Dokumentation auf Arte: Was Gefängnisse wirklich bringen

Der Dokumentarfilmer Johan von Mirbach hat sich in deutschen und französischen Gefängnissen umgesehen: „Weggesperrt – Bürger hinter Gittern“.

Ein Mann schaut in einem Gefängnis durch das Sichtfenster einer Zellentür.
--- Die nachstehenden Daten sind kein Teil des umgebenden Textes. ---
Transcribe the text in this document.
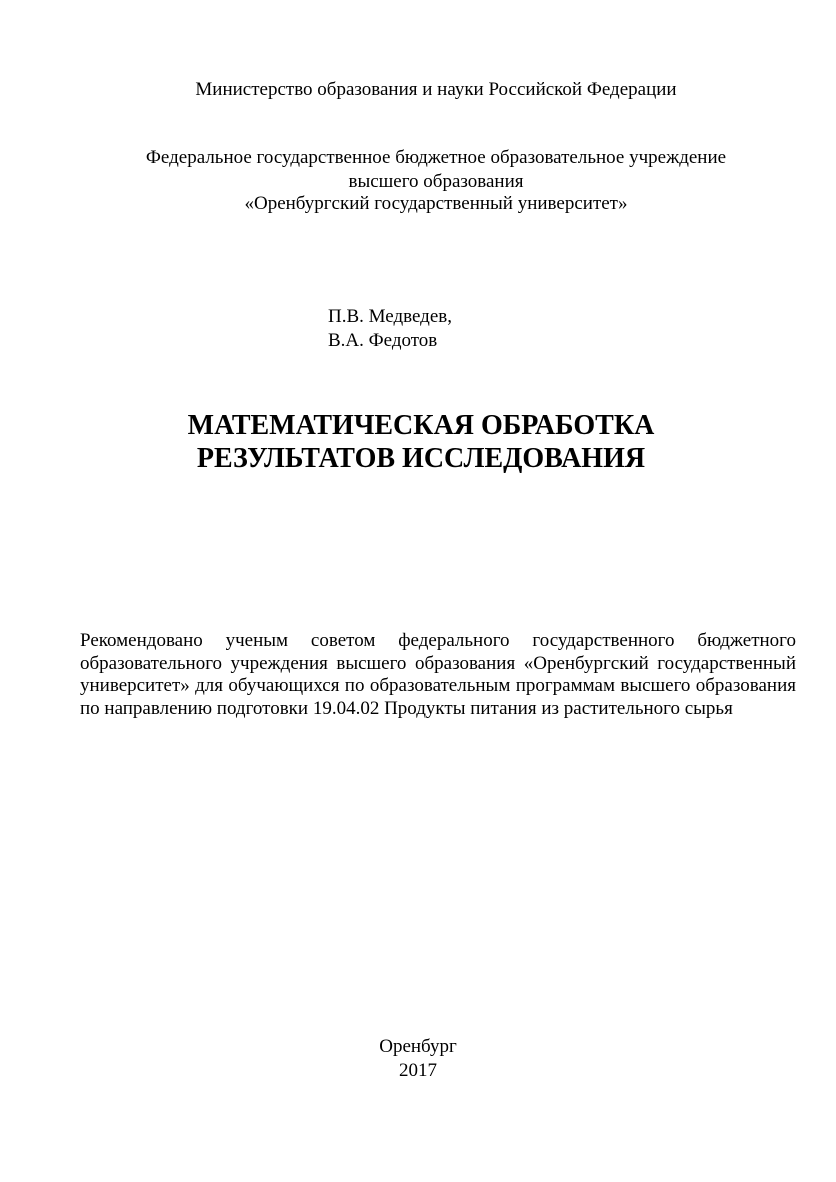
Министерство образования и науки Российской Федерации
Федеральное государственное бюджетное образовательное учреждение
высшего образования
«Оренбургский государственный университет»
П.В. Медведев,
В.А. Федотов
МАТЕМАТИЧЕСКАЯ ОБРАБОТКА
РЕЗУЛЬТАТОВ ИССЛЕДОВАНИЯ
Рекомендовано ученым советом федерального государственного бюджетного образовательного учреждения высшего образования «Оренбургский государственный университет» для обучающихся по образовательным программам высшего образования по направлению подготовки 19.04.02 Продукты питания из растительного сырья
Оренбург
2017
Wie viel Resozialisierung ist im Knast möglich? Foto: DOCDAYS Productions/Till Vielrose/Arte

Was man erwartet, wenn der rührige deutsch-französische Kulturkanal Arte einen 90-minütigen Dokumentarfilm zum Thema Gefängnisse zeigt? Die Einbettung in einen sendertypischen Themenabend. Entweder davor oder danach einen der großen Spielfilmklassiker zum Thema, Don Siegels „Flucht von Alcatraz“ vielleicht oder „Papillon“ mit Steve McQueen. Oder das jüngste Meisterwerk des Knastfilmgenres, Jacques Audiards „Ein Prophet“. Und der Dokumentarfilm selbst wird natürlich Alexander Solschenizyns „Der Archipel Gulag“ diskutieren, vor allem aber Foucaults „Überwachen und Strafen“. Begriffe wie Spezialprävention und Generalprävention werden fallen …
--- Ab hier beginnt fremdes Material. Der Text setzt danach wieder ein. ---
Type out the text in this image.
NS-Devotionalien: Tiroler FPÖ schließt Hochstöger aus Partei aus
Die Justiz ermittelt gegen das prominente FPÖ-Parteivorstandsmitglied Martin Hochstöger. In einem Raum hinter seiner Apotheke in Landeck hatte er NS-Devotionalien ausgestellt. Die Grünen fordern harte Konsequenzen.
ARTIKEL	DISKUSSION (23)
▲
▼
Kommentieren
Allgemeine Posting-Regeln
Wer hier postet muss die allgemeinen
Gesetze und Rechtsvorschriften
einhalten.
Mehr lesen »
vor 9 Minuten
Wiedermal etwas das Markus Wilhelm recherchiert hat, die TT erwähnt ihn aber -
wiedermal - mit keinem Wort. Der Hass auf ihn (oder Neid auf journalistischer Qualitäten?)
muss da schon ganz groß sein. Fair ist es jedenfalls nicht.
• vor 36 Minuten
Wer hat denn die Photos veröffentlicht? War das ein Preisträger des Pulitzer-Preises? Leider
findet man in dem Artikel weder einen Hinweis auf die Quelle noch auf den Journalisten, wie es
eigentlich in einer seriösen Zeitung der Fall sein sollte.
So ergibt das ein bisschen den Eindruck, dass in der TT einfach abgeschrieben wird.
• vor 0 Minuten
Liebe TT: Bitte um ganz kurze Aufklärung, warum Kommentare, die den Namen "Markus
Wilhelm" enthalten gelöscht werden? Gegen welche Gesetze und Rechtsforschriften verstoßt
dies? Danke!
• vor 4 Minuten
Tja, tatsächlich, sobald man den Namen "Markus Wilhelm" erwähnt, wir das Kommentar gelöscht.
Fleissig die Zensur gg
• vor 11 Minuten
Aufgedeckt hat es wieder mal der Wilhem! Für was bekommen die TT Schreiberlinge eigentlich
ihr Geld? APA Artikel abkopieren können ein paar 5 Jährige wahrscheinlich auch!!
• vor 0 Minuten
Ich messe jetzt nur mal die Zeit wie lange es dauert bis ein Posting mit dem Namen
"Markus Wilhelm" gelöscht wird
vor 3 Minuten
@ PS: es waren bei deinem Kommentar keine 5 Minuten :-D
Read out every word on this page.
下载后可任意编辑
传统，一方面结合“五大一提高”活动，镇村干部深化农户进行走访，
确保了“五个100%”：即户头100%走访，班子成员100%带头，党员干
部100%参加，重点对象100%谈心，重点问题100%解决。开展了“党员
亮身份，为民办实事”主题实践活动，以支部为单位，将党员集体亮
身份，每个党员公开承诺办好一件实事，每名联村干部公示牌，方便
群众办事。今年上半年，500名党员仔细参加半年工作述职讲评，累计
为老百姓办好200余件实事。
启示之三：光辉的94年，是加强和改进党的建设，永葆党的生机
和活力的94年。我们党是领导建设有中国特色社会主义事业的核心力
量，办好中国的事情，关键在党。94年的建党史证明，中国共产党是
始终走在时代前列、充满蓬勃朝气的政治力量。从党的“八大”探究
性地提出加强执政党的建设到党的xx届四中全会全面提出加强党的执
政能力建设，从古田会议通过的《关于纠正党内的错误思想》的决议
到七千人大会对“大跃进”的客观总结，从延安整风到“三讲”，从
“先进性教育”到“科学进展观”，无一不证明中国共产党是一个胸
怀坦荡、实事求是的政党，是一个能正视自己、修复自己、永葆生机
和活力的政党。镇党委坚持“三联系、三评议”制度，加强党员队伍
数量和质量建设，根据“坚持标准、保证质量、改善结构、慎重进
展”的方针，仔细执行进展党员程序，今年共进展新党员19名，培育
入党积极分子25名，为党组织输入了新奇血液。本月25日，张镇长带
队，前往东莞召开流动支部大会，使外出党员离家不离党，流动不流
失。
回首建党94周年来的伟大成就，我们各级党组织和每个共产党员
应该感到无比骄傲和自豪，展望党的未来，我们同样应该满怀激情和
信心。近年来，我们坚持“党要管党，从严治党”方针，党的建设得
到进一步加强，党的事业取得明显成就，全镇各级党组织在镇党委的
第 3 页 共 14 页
Der Film „Weggesperrt – Bürger hinter Gittern“, der seit gestern in der Arte-Mediathek aufzurufen ist, erfüllte keine dieser Erwartungen. Vor- und nachher liefen – bestimmt sehr sehenswerte – dokumentarische Formate über Asbest und junge Russen auf der Flucht. Die beiden genannten Grundlagenwerke werden nicht einmal erwähnt. Für die geschichtliche Einordnung müssen ein paar kurze Sequenzen mit der Historikerin Annelie Ramsbrock genügen. Den Stand der Wissenschaft seit den 1960er Jahren fasst sie hemdsärmelig-pointiert zusammen: „Man hat einfach gesehen, dass Gefängnisse überhaupt nichts bringen. Das Problem ist, es gab keine bessere Idee. Und die gibt es bis heute nicht.“

Der Regisseur Johan von Mirbach hat mit seinen Filmen über die Machenschaften der Ölindustrie, der deutschen Autoindustrie oder der „Umwelt-Mafia“ den Finger schon in verschiedene Wunden gelegt. Seine Gesprächspartner kommen fast alle aus der Praxis. Er hat drei amtierende Anstaltsleiter befragt, die zwar nicht resigniert, aber doch recht abgeklärt Auskunft darüber geben, was Gefängnisse leisten können – und was nicht. Einer der resigniert hat, ist der ehemalige JVA-Leiter Thomas Galli, der seinen Job irgendwann aufgesteckt hat, „weil bei mir die Überzeugung im Laufe der Jahre immer stärker geworden ist, dass das unter dem Strich nicht sinnvoll ist, was wir da tun, und in vielen Fällen schädlich sogar“.

Nutz- und Würdelosigkeit der Gefängnisse

Von Mirbach lässt Galli auf Maximilian Pollux treffen, der knapp zehn Jahre lang bei ihm einsaß und jetzt Jugendcoach ist. Sie streifen zusammen durch die inzwischen stillgelegte, verlassene Vollzugsanstalt Augsburg. Das war zwar gar nicht „ihr“ Knast, war aber als Metapher für die Filmaussage wohl einfach zu gut. Die Filmaussage zielt auf die Nutz- und Würdelosigkeit der Gefängnisse.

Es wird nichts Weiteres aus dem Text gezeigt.